Here, that aspect is expanded upon, though less so in the orchestration than in the chorale treatments and background vocals, with the children's choir accompanying several songs and Gregorian chanting punctuating passages on "Sabbath Mater", "Ecclesia Diabolica Catholica", "Angelvs XIII", “God = Dog”, etc. This not only adds to the dramatic effect - not to mention making some jarring contrasts, especially given Darski's near ceaseless bug-eyed roar - but helps provide ILYAYD an especially varied sonic palette.

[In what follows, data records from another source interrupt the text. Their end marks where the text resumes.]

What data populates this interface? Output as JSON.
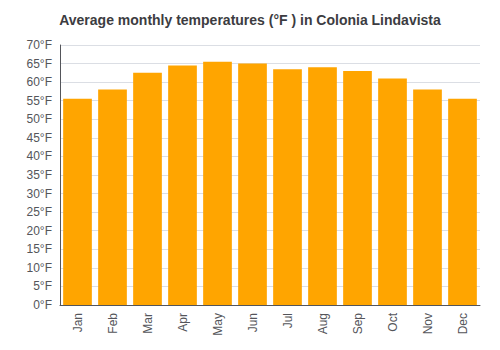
{
  "chart_data": {
    "type": "bar",
    "title": "Average monthly temperatures (°F ) in Colonia Lindavista",
    "categories": [
      "Jan",
      "Feb",
      "Mar",
      "Apr",
      "May",
      "Jun",
      "Jul",
      "Aug",
      "Sep",
      "Oct",
      "Nov",
      "Dec"
    ],
    "values": [
      55.5,
      58.0,
      62.5,
      64.5,
      65.5,
      65.0,
      63.5,
      64.0,
      63.0,
      61.0,
      58.0,
      55.5
    ],
    "color": "#FFA500",
    "ylim": [
      0,
      70
    ],
    "yticks": [
      {
        "value": 0,
        "label": "0°F"
      },
      {
        "value": 5,
        "label": "5°F"
      },
      {
        "value": 10,
        "label": "10°F"
      },
      {
        "value": 15,
        "label": "15°F"
      },
      {
        "value": 20,
        "label": "20°F"
      },
      {
        "value": 25,
        "label": "25°F"
      },
      {
        "value": 30,
        "label": "30°F"
      },
      {
        "value": 35,
        "label": "35°F"
      },
      {
        "value": 40,
        "label": "40°F"
      },
      {
        "value": 45,
        "label": "45°F"
      },
      {
        "value": 50,
        "label": "50°F"
      },
      {
        "value": 55,
        "label": "55°F"
      },
      {
        "value": 60,
        "label": "60°F"
      },
      {
        "value": 65,
        "label": "65°F"
      },
      {
        "value": 70,
        "label": "70°F"
      }
    ],
    "grid": true
  }
}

A real curveball comes with "Bartzabel", which ventures in goth rock territory and echoes Darski's efforts with the very out of character side project work he did in 2016. It's certainly the most eerie, yet listener-friendly song BEHEMOTH has ever attempted, and it does take some getting used to. But once the initial shock wears off, it certainly captures the album's blackened heart - “Come unto me Bartzabel, By the word that openeth Hell!” And there are other “rockier” moments here as well, on the surprisingly catchy “Sabbath Mater” and "If Crucifixion Was Not Enough…" or the crunching chug of “Rom 5:8”.

That said, ILYAYD still doles out plenty of BEHEMOTH's signature incendiary bludgeon. "Angelvs XIII", "Wolves ov Siberia", "God = Dog" and "We Are The Next 1000 Years" are blackened death metal at its more furious and intense. And "Ecclesia Diabolica Catholica" really works the midsection thanks to drummer Inferno's galloping drums.

So while “most blasphemous” may be a judgment call, given one's own inclinations, ILYAYD is certainly BEHEMOTH's broadest and most daring album. When a band starts to treat each new album as potentially its last, it becomes more willing to take chances and march into previously uncharted musical territory, which BEHEMOTH certainly has done here.

And though it may lack some of the urgency and character that made The Satanist so utterly compelling, and trades some of its introspection for utter scorn, ILYAYD still courses with the fury and venom of which Darski seems to have a limitless well and leaves one with the impression that this band's business is far from over. Though I guess we shall see.